Run the code below to see how to do this.

In [None]:
rf = RandomForestClassifier()
rf.fit(X_train,y_train)   

In [None]:
# get all prediction probabilities

prediction_probabilities = rf.predict_proba(X_test)

# extract only the probabilities for the positive class

prediction_for_positive_class = prediction_probabilities[:, 1]

In [None]:
# Define the range of threshold values

threshold_values = np.linspace(0.2,0.8,25)

threshold_values

The above threshold values are what we will loop over below.

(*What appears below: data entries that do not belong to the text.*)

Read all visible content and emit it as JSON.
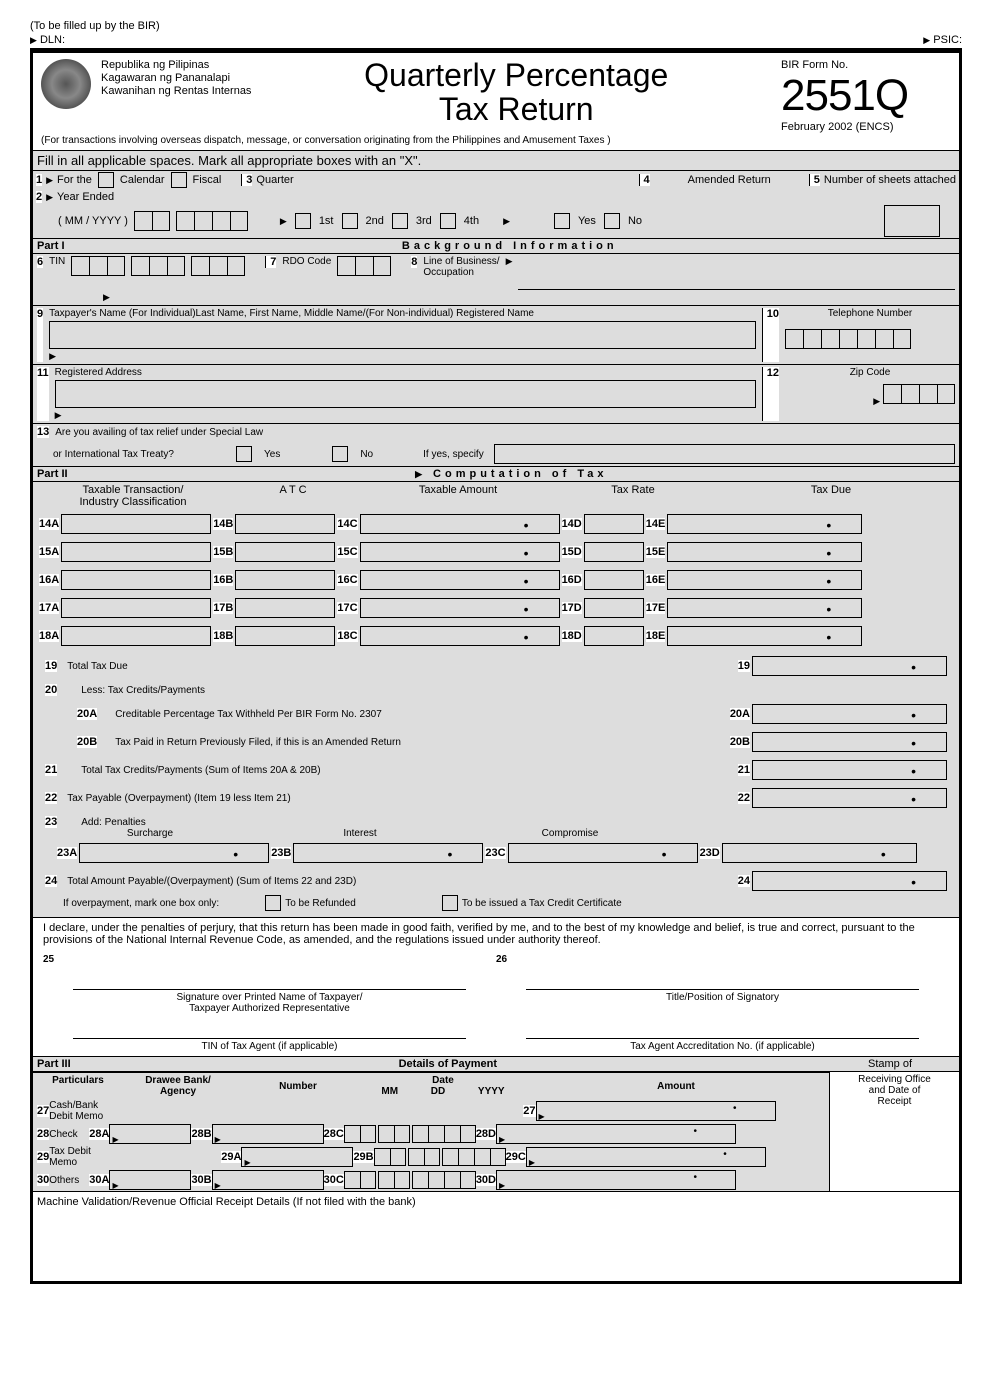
{
  "top": {
    "filled_by": "(To be filled up by the BIR)",
    "dln": "DLN:",
    "psic": "PSIC:"
  },
  "header": {
    "agency1": "Republika ng Pilipinas",
    "agency2": "Kagawaran ng Pananalapi",
    "agency3": "Kawanihan ng Rentas Internas",
    "title1": "Quarterly Percentage",
    "title2": "Tax Return",
    "form_label": "BIR Form No.",
    "form_no": "2551Q",
    "version": "February 2002 (ENCS)",
    "subnote": "(For transactions involving overseas dispatch, message, or conversation originating from the Philippines and Amusement Taxes )"
  },
  "instr": "Fill in all applicable spaces. Mark all appropriate boxes with an \"X\".",
  "line1": {
    "n1": "1",
    "for_the": "For the",
    "calendar": "Calendar",
    "fiscal": "Fiscal",
    "n3": "3",
    "quarter": "Quarter",
    "n4": "4",
    "amended": "Amended Return",
    "n5": "5",
    "sheets": "Number of sheets attached"
  },
  "line2": {
    "n2": "2",
    "year_ended": "Year Ended",
    "mmyyyy": "( MM / YYYY )",
    "q1": "1st",
    "q2": "2nd",
    "q3": "3rd",
    "q4": "4th",
    "yes": "Yes",
    "no": "No"
  },
  "part1": {
    "label": "Part I",
    "title": "Background  Information"
  },
  "f6": {
    "n": "6",
    "label": "TIN"
  },
  "f7": {
    "n": "7",
    "label": "RDO Code"
  },
  "f8": {
    "n": "8",
    "label": "Line of Business/",
    "label2": "Occupation"
  },
  "f9": {
    "n": "9",
    "label": "Taxpayer's Name (For Individual)Last Name, First Name, Middle Name/(For Non-individual) Registered Name"
  },
  "f10": {
    "n": "10",
    "label": "Telephone Number"
  },
  "f11": {
    "n": "11",
    "label": "Registered Address"
  },
  "f12": {
    "n": "12",
    "label": "Zip Code"
  },
  "f13": {
    "n": "13",
    "label": "Are you availing of tax relief under Special Law",
    "label2": "or International Tax Treaty?",
    "yes": "Yes",
    "no": "No",
    "specify": "If yes, specify"
  },
  "part2": {
    "label": "Part II",
    "title": "Computation  of  Tax"
  },
  "cols": {
    "c1": "Taxable Transaction/",
    "c1b": "Industry Classification",
    "c2": "A T C",
    "c3": "Taxable Amount",
    "c4": "Tax Rate",
    "c5": "Tax Due"
  },
  "rows": [
    "14",
    "15",
    "16",
    "17",
    "18"
  ],
  "f19": {
    "n": "19",
    "label": "Total Tax Due"
  },
  "f20": {
    "n": "20",
    "label": "Less: Tax Credits/Payments"
  },
  "f20a": {
    "n": "20A",
    "label": "Creditable Percentage Tax Withheld Per BIR Form No. 2307"
  },
  "f20b": {
    "n": "20B",
    "label": "Tax Paid in Return Previously Filed, if this is an Amended Return"
  },
  "f21": {
    "n": "21",
    "label": "Total Tax Credits/Payments (Sum of  Items 20A & 20B)"
  },
  "f22": {
    "n": "22",
    "label": "Tax Payable (Overpayment) (Item 19 less Item 21)"
  },
  "f23": {
    "n": "23",
    "label": "Add:  Penalties",
    "surcharge": "Surcharge",
    "interest": "Interest",
    "compromise": "Compromise"
  },
  "f24": {
    "n": "24",
    "label": "Total Amount Payable/(Overpayment) (Sum of Items 22 and 23D)"
  },
  "overpay": {
    "label": "If overpayment, mark one box only:",
    "opt1": "To  be  Refunded",
    "opt2": "To be issued a Tax Credit Certificate"
  },
  "declare": "I declare, under the penalties of perjury, that this return has been made in good faith, verified by me, and to the best of my knowledge and belief, is true and correct, pursuant to the provisions of the National Internal Revenue Code, as amended, and the regulations issued under authority thereof.",
  "sig": {
    "n25": "25",
    "n26": "26",
    "s1a": "Signature over Printed Name of Taxpayer/",
    "s1b": "Taxpayer Authorized Representative",
    "s2": "Title/Position of Signatory",
    "s3": "TIN of Tax Agent (if applicable)",
    "s4": "Tax Agent Accreditation No. (if applicable)"
  },
  "part3": {
    "label": "Part III",
    "title": "Details of Payment",
    "stamp1": "Stamp of",
    "stamp2": "Receiving Office",
    "stamp3": "and Date of",
    "stamp4": "Receipt"
  },
  "paycols": {
    "c1": "Particulars",
    "c2": "Drawee Bank/",
    "c2b": "Agency",
    "c3": "Number",
    "c4": "Date",
    "c4a": "MM",
    "c4b": "DD",
    "c4c": "YYYY",
    "c5": "Amount"
  },
  "p27": {
    "n": "27",
    "label": "Cash/Bank",
    "label2": "Debit Memo"
  },
  "p28": {
    "n": "28",
    "label": "Check",
    "a": "28A",
    "b": "28B",
    "c": "28C",
    "d": "28D"
  },
  "p29": {
    "n": "29",
    "label": "Tax Debit",
    "label2": "Memo",
    "a": "29A",
    "b": "29B",
    "c": "29C"
  },
  "p30": {
    "n": "30",
    "label": "Others",
    "a": "30A",
    "b": "30B",
    "c": "30C",
    "d": "30D"
  },
  "machine": "Machine Validation/Revenue Official Receipt Details (If not filed with the bank)"
}
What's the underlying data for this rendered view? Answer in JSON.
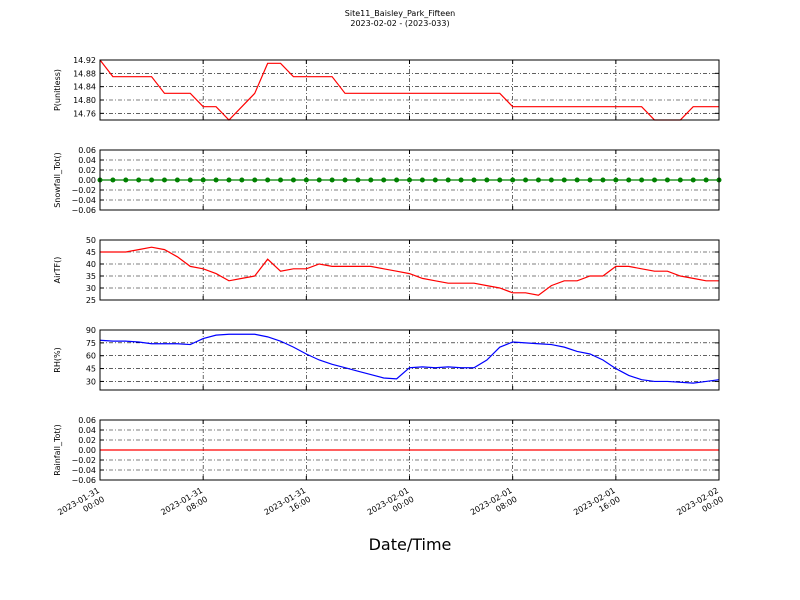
{
  "title": "Site11_Baisley_Park_Fifteen",
  "subtitle": "2023-02-02 - (2023-033)",
  "xlabel": "Date/Time",
  "chart_data": [
    {
      "type": "line",
      "ylabel": "P(unitless)",
      "ylim": [
        14.74,
        14.92
      ],
      "yticks": [
        14.76,
        {
          "value": 14.8,
          "label": "14.80"
        },
        14.84,
        14.88,
        14.92
      ],
      "xlim": [
        "2023-01-31 00:00",
        "2023-02-02 00:00"
      ],
      "xticks": [
        "2023-01-31 00:00",
        "2023-01-31 08:00",
        "2023-01-31 16:00",
        "2023-02-01 00:00",
        "2023-02-01 08:00",
        "2023-02-01 16:00",
        "2023-02-02 00:00"
      ],
      "grid": true,
      "x": [
        "2023-01-31 00:00",
        "2023-01-31 01:00",
        "2023-01-31 02:00",
        "2023-01-31 03:00",
        "2023-01-31 04:00",
        "2023-01-31 05:00",
        "2023-01-31 06:00",
        "2023-01-31 07:00",
        "2023-01-31 08:00",
        "2023-01-31 09:00",
        "2023-01-31 10:00",
        "2023-01-31 11:00",
        "2023-01-31 12:00",
        "2023-01-31 13:00",
        "2023-01-31 14:00",
        "2023-01-31 15:00",
        "2023-01-31 16:00",
        "2023-01-31 17:00",
        "2023-01-31 18:00",
        "2023-01-31 19:00",
        "2023-01-31 20:00",
        "2023-01-31 21:00",
        "2023-01-31 22:00",
        "2023-01-31 23:00",
        "2023-02-01 00:00",
        "2023-02-01 01:00",
        "2023-02-01 02:00",
        "2023-02-01 03:00",
        "2023-02-01 04:00",
        "2023-02-01 05:00",
        "2023-02-01 06:00",
        "2023-02-01 07:00",
        "2023-02-01 08:00",
        "2023-02-01 09:00",
        "2023-02-01 10:00",
        "2023-02-01 11:00",
        "2023-02-01 12:00",
        "2023-02-01 13:00",
        "2023-02-01 14:00",
        "2023-02-01 15:00",
        "2023-02-01 16:00",
        "2023-02-01 17:00",
        "2023-02-01 18:00",
        "2023-02-01 19:00",
        "2023-02-01 20:00",
        "2023-02-01 21:00",
        "2023-02-01 22:00",
        "2023-02-01 23:00",
        "2023-02-02 00:00"
      ],
      "series": [
        {
          "color": "#ff0000",
          "values": [
            14.92,
            14.87,
            14.87,
            14.87,
            14.87,
            14.82,
            14.82,
            14.82,
            14.78,
            14.78,
            14.74,
            14.78,
            14.82,
            14.91,
            14.91,
            14.87,
            14.87,
            14.87,
            14.87,
            14.82,
            14.82,
            14.82,
            14.82,
            14.82,
            14.82,
            14.82,
            14.82,
            14.82,
            14.82,
            14.82,
            14.82,
            14.82,
            14.78,
            14.78,
            14.78,
            14.78,
            14.78,
            14.78,
            14.78,
            14.78,
            14.78,
            14.78,
            14.78,
            14.74,
            14.74,
            14.74,
            14.78,
            14.78,
            14.78
          ]
        }
      ]
    },
    {
      "type": "line",
      "ylabel": "Snowfall_Tot()",
      "ylim": [
        -0.06,
        0.06
      ],
      "yticks": [
        {
          "value": -0.06,
          "label": "−0.06"
        },
        {
          "value": -0.04,
          "label": "−0.04"
        },
        {
          "value": -0.02,
          "label": "−0.02"
        },
        {
          "value": 0,
          "label": "0.00"
        },
        0.02,
        0.04,
        0.06
      ],
      "xlim": [
        "2023-01-31 00:00",
        "2023-02-02 00:00"
      ],
      "xticks": [
        "2023-01-31 00:00",
        "2023-01-31 08:00",
        "2023-01-31 16:00",
        "2023-02-01 00:00",
        "2023-02-01 08:00",
        "2023-02-01 16:00",
        "2023-02-02 00:00"
      ],
      "grid": true,
      "marker": "o",
      "x": [
        "2023-01-31 00:00",
        "2023-01-31 01:00",
        "2023-01-31 02:00",
        "2023-01-31 03:00",
        "2023-01-31 04:00",
        "2023-01-31 05:00",
        "2023-01-31 06:00",
        "2023-01-31 07:00",
        "2023-01-31 08:00",
        "2023-01-31 09:00",
        "2023-01-31 10:00",
        "2023-01-31 11:00",
        "2023-01-31 12:00",
        "2023-01-31 13:00",
        "2023-01-31 14:00",
        "2023-01-31 15:00",
        "2023-01-31 16:00",
        "2023-01-31 17:00",
        "2023-01-31 18:00",
        "2023-01-31 19:00",
        "2023-01-31 20:00",
        "2023-01-31 21:00",
        "2023-01-31 22:00",
        "2023-01-31 23:00",
        "2023-02-01 00:00",
        "2023-02-01 01:00",
        "2023-02-01 02:00",
        "2023-02-01 03:00",
        "2023-02-01 04:00",
        "2023-02-01 05:00",
        "2023-02-01 06:00",
        "2023-02-01 07:00",
        "2023-02-01 08:00",
        "2023-02-01 09:00",
        "2023-02-01 10:00",
        "2023-02-01 11:00",
        "2023-02-01 12:00",
        "2023-02-01 13:00",
        "2023-02-01 14:00",
        "2023-02-01 15:00",
        "2023-02-01 16:00",
        "2023-02-01 17:00",
        "2023-02-01 18:00",
        "2023-02-01 19:00",
        "2023-02-01 20:00",
        "2023-02-01 21:00",
        "2023-02-01 22:00",
        "2023-02-01 23:00",
        "2023-02-02 00:00"
      ],
      "series": [
        {
          "color": "#008000",
          "values": [
            0,
            0,
            0,
            0,
            0,
            0,
            0,
            0,
            0,
            0,
            0,
            0,
            0,
            0,
            0,
            0,
            0,
            0,
            0,
            0,
            0,
            0,
            0,
            0,
            0,
            0,
            0,
            0,
            0,
            0,
            0,
            0,
            0,
            0,
            0,
            0,
            0,
            0,
            0,
            0,
            0,
            0,
            0,
            0,
            0,
            0,
            0,
            0,
            0
          ]
        }
      ]
    },
    {
      "type": "line",
      "ylabel": "AirTF()",
      "ylim": [
        25,
        50
      ],
      "yticks": [
        25,
        30,
        35,
        40,
        45,
        50
      ],
      "xlim": [
        "2023-01-31 00:00",
        "2023-02-02 00:00"
      ],
      "xticks": [
        "2023-01-31 00:00",
        "2023-01-31 08:00",
        "2023-01-31 16:00",
        "2023-02-01 00:00",
        "2023-02-01 08:00",
        "2023-02-01 16:00",
        "2023-02-02 00:00"
      ],
      "grid": true,
      "x": [
        "2023-01-31 00:00",
        "2023-01-31 01:00",
        "2023-01-31 02:00",
        "2023-01-31 03:00",
        "2023-01-31 04:00",
        "2023-01-31 05:00",
        "2023-01-31 06:00",
        "2023-01-31 07:00",
        "2023-01-31 08:00",
        "2023-01-31 09:00",
        "2023-01-31 10:00",
        "2023-01-31 11:00",
        "2023-01-31 12:00",
        "2023-01-31 13:00",
        "2023-01-31 14:00",
        "2023-01-31 15:00",
        "2023-01-31 16:00",
        "2023-01-31 17:00",
        "2023-01-31 18:00",
        "2023-01-31 19:00",
        "2023-01-31 20:00",
        "2023-01-31 21:00",
        "2023-01-31 22:00",
        "2023-01-31 23:00",
        "2023-02-01 00:00",
        "2023-02-01 01:00",
        "2023-02-01 02:00",
        "2023-02-01 03:00",
        "2023-02-01 04:00",
        "2023-02-01 05:00",
        "2023-02-01 06:00",
        "2023-02-01 07:00",
        "2023-02-01 08:00",
        "2023-02-01 09:00",
        "2023-02-01 10:00",
        "2023-02-01 11:00",
        "2023-02-01 12:00",
        "2023-02-01 13:00",
        "2023-02-01 14:00",
        "2023-02-01 15:00",
        "2023-02-01 16:00",
        "2023-02-01 17:00",
        "2023-02-01 18:00",
        "2023-02-01 19:00",
        "2023-02-01 20:00",
        "2023-02-01 21:00",
        "2023-02-01 22:00",
        "2023-02-01 23:00",
        "2023-02-02 00:00"
      ],
      "series": [
        {
          "color": "#ff0000",
          "values": [
            45,
            45,
            45,
            46,
            47,
            46,
            43,
            39,
            38,
            36,
            33,
            34,
            35,
            42,
            37,
            38,
            38,
            40,
            39,
            39,
            39,
            39,
            38,
            37,
            36,
            34,
            33,
            32,
            32,
            32,
            31,
            30,
            28,
            28,
            27,
            31,
            33,
            33,
            35,
            35,
            39,
            39,
            38,
            37,
            37,
            35,
            34,
            33,
            33
          ]
        }
      ]
    },
    {
      "type": "line",
      "ylabel": "RH(%)",
      "ylim": [
        20,
        90
      ],
      "yticks": [
        30,
        45,
        60,
        75,
        90
      ],
      "xlim": [
        "2023-01-31 00:00",
        "2023-02-02 00:00"
      ],
      "xticks": [
        "2023-01-31 00:00",
        "2023-01-31 08:00",
        "2023-01-31 16:00",
        "2023-02-01 00:00",
        "2023-02-01 08:00",
        "2023-02-01 16:00",
        "2023-02-02 00:00"
      ],
      "grid": true,
      "x": [
        "2023-01-31 00:00",
        "2023-01-31 01:00",
        "2023-01-31 02:00",
        "2023-01-31 03:00",
        "2023-01-31 04:00",
        "2023-01-31 05:00",
        "2023-01-31 06:00",
        "2023-01-31 07:00",
        "2023-01-31 08:00",
        "2023-01-31 09:00",
        "2023-01-31 10:00",
        "2023-01-31 11:00",
        "2023-01-31 12:00",
        "2023-01-31 13:00",
        "2023-01-31 14:00",
        "2023-01-31 15:00",
        "2023-01-31 16:00",
        "2023-01-31 17:00",
        "2023-01-31 18:00",
        "2023-01-31 19:00",
        "2023-01-31 20:00",
        "2023-01-31 21:00",
        "2023-01-31 22:00",
        "2023-01-31 23:00",
        "2023-02-01 00:00",
        "2023-02-01 01:00",
        "2023-02-01 02:00",
        "2023-02-01 03:00",
        "2023-02-01 04:00",
        "2023-02-01 05:00",
        "2023-02-01 06:00",
        "2023-02-01 07:00",
        "2023-02-01 08:00",
        "2023-02-01 09:00",
        "2023-02-01 10:00",
        "2023-02-01 11:00",
        "2023-02-01 12:00",
        "2023-02-01 13:00",
        "2023-02-01 14:00",
        "2023-02-01 15:00",
        "2023-02-01 16:00",
        "2023-02-01 17:00",
        "2023-02-01 18:00",
        "2023-02-01 19:00",
        "2023-02-01 20:00",
        "2023-02-01 21:00",
        "2023-02-01 22:00",
        "2023-02-01 23:00",
        "2023-02-02 00:00"
      ],
      "series": [
        {
          "color": "#0000ff",
          "values": [
            78,
            77,
            77,
            76,
            74,
            74,
            74,
            73,
            80,
            84,
            85,
            85,
            85,
            82,
            77,
            70,
            62,
            55,
            50,
            46,
            42,
            38,
            34,
            33,
            46,
            47,
            46,
            47,
            46,
            46,
            55,
            70,
            76,
            75,
            74,
            73,
            70,
            65,
            62,
            55,
            45,
            37,
            32,
            30,
            30,
            29,
            28,
            30,
            32
          ]
        }
      ]
    },
    {
      "type": "line",
      "ylabel": "Rainfall_Tot()",
      "ylim": [
        -0.06,
        0.06
      ],
      "yticks": [
        {
          "value": -0.06,
          "label": "−0.06"
        },
        {
          "value": -0.04,
          "label": "−0.04"
        },
        {
          "value": -0.02,
          "label": "−0.02"
        },
        {
          "value": 0,
          "label": "0.00"
        },
        0.02,
        0.04,
        0.06
      ],
      "xlim": [
        "2023-01-31 00:00",
        "2023-02-02 00:00"
      ],
      "xticks": [
        "2023-01-31 00:00",
        "2023-01-31 08:00",
        "2023-01-31 16:00",
        "2023-02-01 00:00",
        "2023-02-01 08:00",
        "2023-02-01 16:00",
        "2023-02-02 00:00"
      ],
      "grid": true,
      "show_xtick_labels": true,
      "x": [
        "2023-01-31 00:00",
        "2023-01-31 01:00",
        "2023-01-31 02:00",
        "2023-01-31 03:00",
        "2023-01-31 04:00",
        "2023-01-31 05:00",
        "2023-01-31 06:00",
        "2023-01-31 07:00",
        "2023-01-31 08:00",
        "2023-01-31 09:00",
        "2023-01-31 10:00",
        "2023-01-31 11:00",
        "2023-01-31 12:00",
        "2023-01-31 13:00",
        "2023-01-31 14:00",
        "2023-01-31 15:00",
        "2023-01-31 16:00",
        "2023-01-31 17:00",
        "2023-01-31 18:00",
        "2023-01-31 19:00",
        "2023-01-31 20:00",
        "2023-01-31 21:00",
        "2023-01-31 22:00",
        "2023-01-31 23:00",
        "2023-02-01 00:00",
        "2023-02-01 01:00",
        "2023-02-01 02:00",
        "2023-02-01 03:00",
        "2023-02-01 04:00",
        "2023-02-01 05:00",
        "2023-02-01 06:00",
        "2023-02-01 07:00",
        "2023-02-01 08:00",
        "2023-02-01 09:00",
        "2023-02-01 10:00",
        "2023-02-01 11:00",
        "2023-02-01 12:00",
        "2023-02-01 13:00",
        "2023-02-01 14:00",
        "2023-02-01 15:00",
        "2023-02-01 16:00",
        "2023-02-01 17:00",
        "2023-02-01 18:00",
        "2023-02-01 19:00",
        "2023-02-01 20:00",
        "2023-02-01 21:00",
        "2023-02-01 22:00",
        "2023-02-01 23:00",
        "2023-02-02 00:00"
      ],
      "series": [
        {
          "color": "#ff0000",
          "values": [
            0,
            0,
            0,
            0,
            0,
            0,
            0,
            0,
            0,
            0,
            0,
            0,
            0,
            0,
            0,
            0,
            0,
            0,
            0,
            0,
            0,
            0,
            0,
            0,
            0,
            0,
            0,
            0,
            0,
            0,
            0,
            0,
            0,
            0,
            0,
            0,
            0,
            0,
            0,
            0,
            0,
            0,
            0,
            0,
            0,
            0,
            0,
            0,
            0
          ]
        }
      ]
    }
  ]
}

Specifically, each threshold represents the required probability for class 1 for us to predict it.

In [None]:
# Loop through each threshold value
for threshold in threshold_values:

    # Convert predicted probabilities to binary predictions based on the current threshold
    y_pred = (prediction_for_positive_class >= threshold).astype(int)
    
    accuracy = round(accuracy_score(y_test, y_pred),4)
    precision = round(precision_score(y_test, y_pred),4)
    recall = round(recall_score(y_test, y_pred),4)
    
    # Print the metrics for the current threshold
    print(f'Threshold : {round(threshold,2)}')
    print(f'Accuracy  : {accuracy}')
    print(f'Precision : {precision}')
    print(f'Recall    : {recall}', end='\n\n')

**Task 3**

Do the above analysis again, but instead use the classifiers you've trained on the differently pre-processed training sets above.